Wednesday, November 25, 2009

The breath of William Kurelek



I think it's a pity that nowadays the name of this talented and visionary artist survives just in Canada. The story of my obsession for William Kurelek dated to the discovery of his masterwork "The Maze" that happened accidentally when I was a child reading a large book about psychiatry belonging to a friend of my father. The detailed and disturbing sagittal representation of a human skull full of boxes containing small iconic scenes (reminiscent of those ones depicted by Magritte, Ernst and Dali) impressed me so deeply that I couldn't forget it for a long while, even if I wasn't able to know who was the painter since the book didn't provide the name of the author. The mistery enveloping both the painting theme and its creator boosted even more my fascination for the image. Somehow his Bosh-like and bruegelesque taste reminded me an intense state of mind I perceived when I was very young staring at the little figures on the basement of an old globe in my house.

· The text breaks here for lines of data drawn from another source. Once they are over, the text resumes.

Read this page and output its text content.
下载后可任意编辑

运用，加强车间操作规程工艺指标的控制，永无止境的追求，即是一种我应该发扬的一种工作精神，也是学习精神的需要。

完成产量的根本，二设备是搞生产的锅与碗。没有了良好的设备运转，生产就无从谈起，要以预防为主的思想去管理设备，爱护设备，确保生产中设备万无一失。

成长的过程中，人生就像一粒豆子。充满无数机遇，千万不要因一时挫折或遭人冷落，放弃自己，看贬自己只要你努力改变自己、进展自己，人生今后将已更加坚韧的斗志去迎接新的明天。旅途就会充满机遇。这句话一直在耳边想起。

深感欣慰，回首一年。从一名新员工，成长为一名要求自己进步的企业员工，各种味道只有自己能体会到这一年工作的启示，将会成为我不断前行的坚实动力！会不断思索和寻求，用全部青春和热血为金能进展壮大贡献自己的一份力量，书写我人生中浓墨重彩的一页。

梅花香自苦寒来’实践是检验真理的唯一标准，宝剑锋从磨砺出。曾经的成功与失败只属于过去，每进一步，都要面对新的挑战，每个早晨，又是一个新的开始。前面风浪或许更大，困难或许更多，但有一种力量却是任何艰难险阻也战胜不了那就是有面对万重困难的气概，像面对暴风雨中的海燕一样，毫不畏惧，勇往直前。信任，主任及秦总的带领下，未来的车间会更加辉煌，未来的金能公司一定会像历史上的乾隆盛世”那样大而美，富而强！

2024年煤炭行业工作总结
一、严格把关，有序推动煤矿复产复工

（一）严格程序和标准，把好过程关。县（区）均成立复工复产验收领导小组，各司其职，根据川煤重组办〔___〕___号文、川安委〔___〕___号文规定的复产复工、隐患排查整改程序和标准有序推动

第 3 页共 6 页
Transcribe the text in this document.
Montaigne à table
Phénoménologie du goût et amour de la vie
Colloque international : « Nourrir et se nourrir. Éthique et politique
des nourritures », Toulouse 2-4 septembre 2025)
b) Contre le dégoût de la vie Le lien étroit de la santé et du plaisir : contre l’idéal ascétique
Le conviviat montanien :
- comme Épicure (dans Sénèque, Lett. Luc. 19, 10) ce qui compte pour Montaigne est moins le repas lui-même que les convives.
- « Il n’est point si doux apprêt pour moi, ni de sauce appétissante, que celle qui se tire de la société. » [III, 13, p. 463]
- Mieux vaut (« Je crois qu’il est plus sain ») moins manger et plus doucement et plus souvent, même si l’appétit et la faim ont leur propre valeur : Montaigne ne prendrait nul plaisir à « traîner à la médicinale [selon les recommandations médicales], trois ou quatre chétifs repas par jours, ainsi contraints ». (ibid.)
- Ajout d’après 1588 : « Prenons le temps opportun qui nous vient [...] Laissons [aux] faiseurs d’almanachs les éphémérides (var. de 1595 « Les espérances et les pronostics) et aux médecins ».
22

Accidentally the last year I found again the same large book in the house of a friend of mine, but this time I checked out the illustration references at the end of the volume and, following the several clues on the web, I finally managed to find his name. Since then I studied his life reading rare canadian books and discovered further impressive pictures and drawings he made during the period he spent at the London Maudsley Hospital when he painted "The Maze".
I started to paint this picture while I was simply musing about all the ancient feelings I recovered when I found again that gruesome Kurelek's self-portrait. I cannot explain rationally why I paint this urban landscape. All in all, showing what you cannot express through words and logic, might be the reason paintings are made for...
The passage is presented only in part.